Improving Expected Returns: Corporate Defined Benefit Plans 

Many Plans have seen the expected return on assets relative to liabilities fall due to i) a significant increase in long term interest rates and 2) continued de-risking from equities into bonds.  This can have a negative impact on reported earnings.  A lower expected return is also likely to increase the amount of cash contributions ultimately required to terminate the plan.

Many corporate defined benefit pension plans utilize interest rate derivatives and/or long dated US Treasuries to manage interest rate risk that arises from a mismatch between their assets and liabilities.

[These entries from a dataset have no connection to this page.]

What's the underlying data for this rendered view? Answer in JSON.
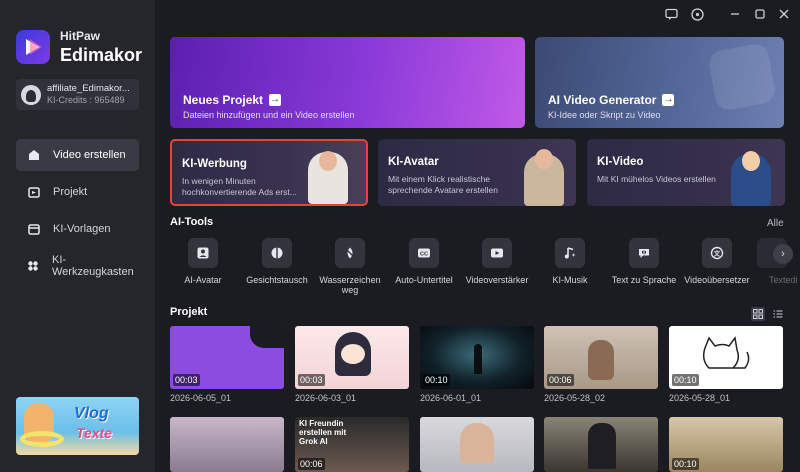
{
  "app": {
    "brand_small": "HitPaw",
    "brand_big": "Edimakor"
  },
  "account": {
    "name": "affiliate_Edimakor...",
    "credits": "KI-Credits : 965489"
  },
  "sidebar": {
    "items": [
      {
        "label": "Video erstellen",
        "icon": "home-icon",
        "active": true
      },
      {
        "label": "Projekt",
        "icon": "project-icon",
        "active": false
      },
      {
        "label": "KI-Vorlagen",
        "icon": "template-icon",
        "active": false
      },
      {
        "label": "KI-Werkzeugkasten",
        "icon": "toolbox-icon",
        "active": false
      }
    ]
  },
  "promo": {
    "line1": "Vlog",
    "line2": "Texte"
  },
  "hero": {
    "new_project": {
      "title": "Neues Projekt",
      "subtitle": "Dateien hinzufügen und ein Video erstellen"
    },
    "ai_video": {
      "title": "AI Video Generator",
      "subtitle": "KI-Idee oder Skript zu Video"
    }
  },
  "features": [
    {
      "title": "KI-Werbung",
      "subtitle": "In wenigen Minuten hochkonvertierende Ads erst..."
    },
    {
      "title": "KI-Avatar",
      "subtitle": "Mit einem Klick realistische sprechende Avatare erstellen"
    },
    {
      "title": "KI-Video",
      "subtitle": "Mit KI mühelos Videos erstellen"
    }
  ],
  "ai_tools": {
    "title": "AI-Tools",
    "all_label": "Alle",
    "items": [
      {
        "label": "AI-Avatar",
        "icon": "avatar-icon"
      },
      {
        "label": "Gesichtstausch",
        "icon": "face-swap-icon"
      },
      {
        "label": "Wasserzeichen weg",
        "icon": "watermark-remove-icon"
      },
      {
        "label": "Auto-Untertitel",
        "icon": "subtitle-icon"
      },
      {
        "label": "Videoverstärker",
        "icon": "video-enhance-icon"
      },
      {
        "label": "KI-Musik",
        "icon": "music-icon"
      },
      {
        "label": "Text zu Sprache",
        "icon": "speech-icon"
      },
      {
        "label": "Videoübersetzer",
        "icon": "translate-icon"
      },
      {
        "label": "Textedi",
        "icon": "text-edit-icon"
      }
    ]
  },
  "projects": {
    "title": "Projekt",
    "items": [
      {
        "duration": "00:03",
        "date": "2026-06-05_01"
      },
      {
        "duration": "00:03",
        "date": "2026-06-03_01"
      },
      {
        "duration": "00:10",
        "date": "2026-06-01_01"
      },
      {
        "duration": "00:06",
        "date": "2026-05-28_02"
      },
      {
        "duration": "00:10",
        "date": "2026-05-28_01"
      }
    ],
    "row2": [
      {
        "duration": "",
        "overlay": ""
      },
      {
        "duration": "00:06",
        "overlay": "KI Freundin erstellen mit Grok AI"
      },
      {
        "duration": "",
        "overlay": ""
      },
      {
        "duration": "",
        "overlay": ""
      },
      {
        "duration": "00:10",
        "overlay": ""
      }
    ]
  },
  "colors": {
    "accent": "#8a3ad8",
    "highlight_border": "#e0463a",
    "background": "#1b1b22",
    "sidebar": "#25252c"
  }
}
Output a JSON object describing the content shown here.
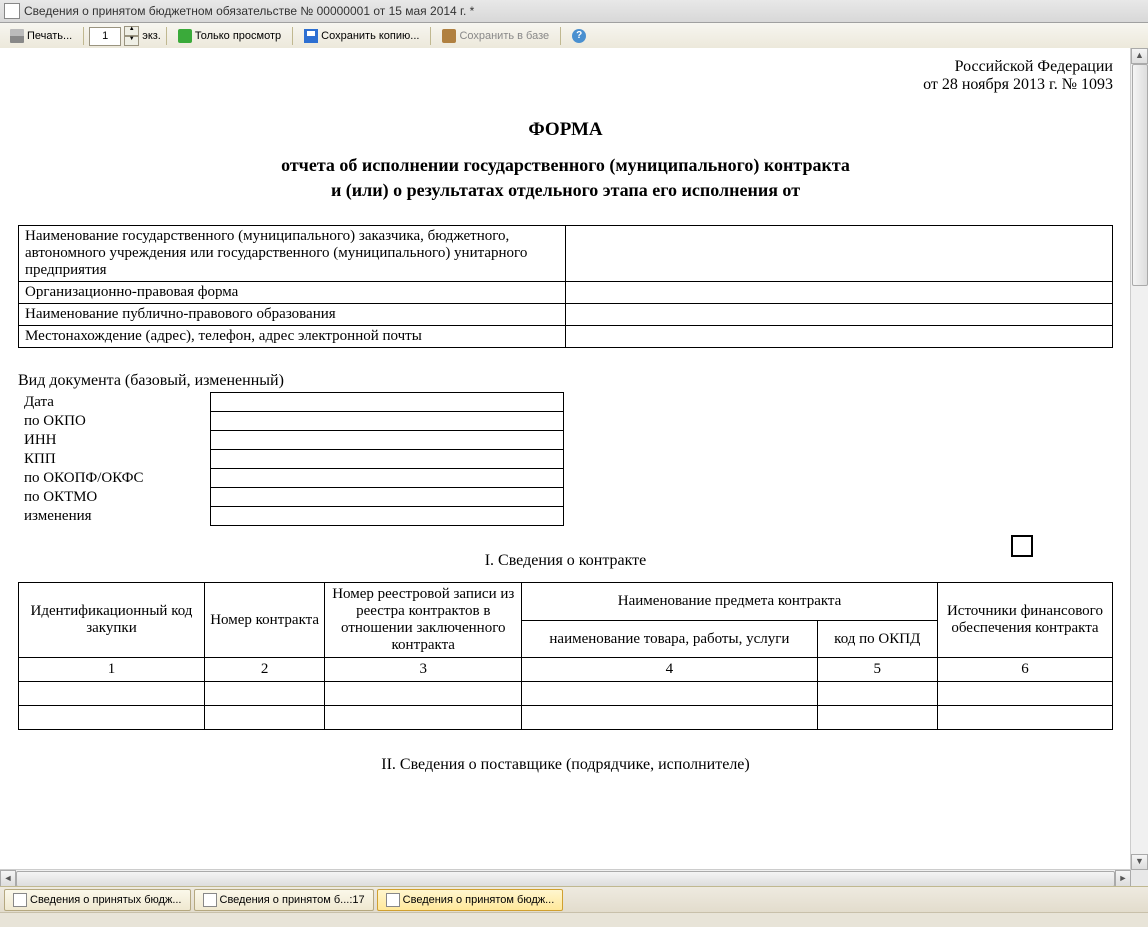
{
  "window_title": "Сведения о принятом бюджетном обязательстве № 00000001 от 15 мая 2014 г. *",
  "toolbar": {
    "print": "Печать...",
    "copies": "1",
    "copies_suffix": "экз.",
    "view_only": "Только просмотр",
    "save_copy": "Сохранить копию...",
    "save_db": "Сохранить в базе",
    "help": "?"
  },
  "header": {
    "line1": "Российской Федерации",
    "line2": "от 28 ноября 2013 г. № 1093"
  },
  "form": {
    "title": "ФОРМА",
    "sub1": "отчета об исполнении государственного (муниципального) контракта",
    "sub2": "и (или) о результатах отдельного этапа его исполнения от"
  },
  "t1": {
    "r1": "Наименование государственного (муниципального) заказчика, бюджетного, автономного учреждения или государственного (муниципального) унитарного предприятия",
    "r2": "Организационно-правовая форма",
    "r3": "Наименование публично-правового образования",
    "r4": "Местонахождение (адрес), телефон, адрес электронной почты"
  },
  "vid_doc": "Вид документа (базовый, измененный)",
  "t2": {
    "date": "Дата",
    "okpo": "по ОКПО",
    "inn": "ИНН",
    "kpp": "КПП",
    "okopf": "по ОКОПФ/ОКФС",
    "oktmo": "по ОКТМО",
    "izm": "изменения"
  },
  "sec1": "I. Сведения о контракте",
  "t3": {
    "h1": "Идентификационный код закупки",
    "h2": "Номер контракта",
    "h3": "Номер реестровой записи из реестра контрактов в отношении заключенного контракта",
    "h4": "Наименование предмета контракта",
    "h4a": "наименование товара, работы, услуги",
    "h4b": "код по ОКПД",
    "h5": "Источники финансового обеспечения контракта",
    "n1": "1",
    "n2": "2",
    "n3": "3",
    "n4": "4",
    "n5": "5",
    "n6": "6"
  },
  "sec2": "II. Сведения о поставщике (подрядчике, исполнителе)",
  "tabs": {
    "t1": "Сведения о принятых бюдж...",
    "t2": "Сведения о принятом б...:17",
    "t3": "Сведения о принятом бюдж..."
  }
}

They also typically have large allocations to active fixed income managers as part of their liability-matching bond portfolios.  The remaining assets in the Plan are typically invested in return seeking assets such as equities, with the goal of outperforming the liabilities.

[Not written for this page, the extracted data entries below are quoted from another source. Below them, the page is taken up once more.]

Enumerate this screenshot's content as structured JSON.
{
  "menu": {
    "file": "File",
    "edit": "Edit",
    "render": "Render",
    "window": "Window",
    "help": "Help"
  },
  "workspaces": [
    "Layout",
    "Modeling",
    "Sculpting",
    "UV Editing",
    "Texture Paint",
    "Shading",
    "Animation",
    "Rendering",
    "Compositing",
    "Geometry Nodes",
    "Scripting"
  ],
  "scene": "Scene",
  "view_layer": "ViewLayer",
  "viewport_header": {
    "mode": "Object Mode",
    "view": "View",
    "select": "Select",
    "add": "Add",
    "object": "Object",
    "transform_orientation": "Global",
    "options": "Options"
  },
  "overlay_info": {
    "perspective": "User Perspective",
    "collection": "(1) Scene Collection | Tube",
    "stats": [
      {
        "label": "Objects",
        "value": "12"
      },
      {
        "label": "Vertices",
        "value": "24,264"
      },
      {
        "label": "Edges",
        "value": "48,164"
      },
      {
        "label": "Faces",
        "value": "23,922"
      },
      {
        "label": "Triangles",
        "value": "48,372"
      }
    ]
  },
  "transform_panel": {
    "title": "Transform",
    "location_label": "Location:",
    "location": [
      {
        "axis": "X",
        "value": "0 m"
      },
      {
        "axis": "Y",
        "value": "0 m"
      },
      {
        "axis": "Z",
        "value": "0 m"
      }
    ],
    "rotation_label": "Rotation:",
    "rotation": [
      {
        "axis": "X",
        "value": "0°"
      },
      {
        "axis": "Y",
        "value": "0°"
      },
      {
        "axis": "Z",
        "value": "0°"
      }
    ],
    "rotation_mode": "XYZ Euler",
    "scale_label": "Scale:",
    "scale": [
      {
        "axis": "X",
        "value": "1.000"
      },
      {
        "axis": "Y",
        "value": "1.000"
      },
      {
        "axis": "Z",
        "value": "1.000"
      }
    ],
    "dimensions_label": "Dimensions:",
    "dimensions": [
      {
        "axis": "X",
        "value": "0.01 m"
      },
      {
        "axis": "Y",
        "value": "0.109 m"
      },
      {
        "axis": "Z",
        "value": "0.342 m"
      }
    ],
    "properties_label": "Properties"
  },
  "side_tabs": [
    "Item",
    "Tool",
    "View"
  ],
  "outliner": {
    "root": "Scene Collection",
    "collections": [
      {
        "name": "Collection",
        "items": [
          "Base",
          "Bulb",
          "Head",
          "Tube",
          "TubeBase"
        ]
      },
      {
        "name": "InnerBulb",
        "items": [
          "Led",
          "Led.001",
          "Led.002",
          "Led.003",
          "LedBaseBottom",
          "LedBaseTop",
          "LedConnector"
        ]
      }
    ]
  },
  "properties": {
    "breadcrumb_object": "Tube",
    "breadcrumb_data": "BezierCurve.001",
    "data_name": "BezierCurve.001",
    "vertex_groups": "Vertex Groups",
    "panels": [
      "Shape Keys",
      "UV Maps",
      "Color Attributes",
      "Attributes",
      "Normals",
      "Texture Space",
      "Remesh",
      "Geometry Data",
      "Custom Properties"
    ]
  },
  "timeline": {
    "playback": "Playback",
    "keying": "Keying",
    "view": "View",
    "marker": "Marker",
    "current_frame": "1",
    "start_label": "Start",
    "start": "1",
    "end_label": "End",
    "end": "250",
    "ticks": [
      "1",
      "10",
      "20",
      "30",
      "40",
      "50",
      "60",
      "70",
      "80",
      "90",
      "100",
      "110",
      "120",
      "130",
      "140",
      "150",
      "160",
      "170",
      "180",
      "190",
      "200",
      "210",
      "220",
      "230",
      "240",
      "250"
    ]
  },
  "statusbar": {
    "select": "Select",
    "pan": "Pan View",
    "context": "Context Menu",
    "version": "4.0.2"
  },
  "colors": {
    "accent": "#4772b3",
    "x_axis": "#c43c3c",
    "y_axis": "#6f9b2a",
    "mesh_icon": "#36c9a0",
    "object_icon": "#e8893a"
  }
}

Plans that invest in the above manner could improve returns, without taking additional risk to funding, by making some changes. Specifically, plan sponsors should consider:

  • Selling some or all equity allocations and investing the proceeds in actively managed long duration fixed income (a mix of credit and Treasury) designed to match plan liabilities;
  • Entering into equity derivative contracts that replicate the equity exposure that has been sold;
  • Reduce the amount of interest rate derivatives or long dated US Treasuries used to account for the additional long duration assets now held.

The net impact of the above is to replace equities with long duration fixed income + equity derivatives. By allocating in this way, the plan can expect a net improvement in expected return of 1.0% – 1.25% per annum on the exposure replaced, or $10-12m per year of additional gains from a $1bn allocation.

In summary, Plan sponsors who are implementing a de-risking process should consider this allocation strategy as it can be significantly more efficient than using interest rate derivatives to manage duration.  It also makes it easier to maintain equity market exposure while allocating more to liability matching bonds, to maintain or even increase expected returns through the de-risking process.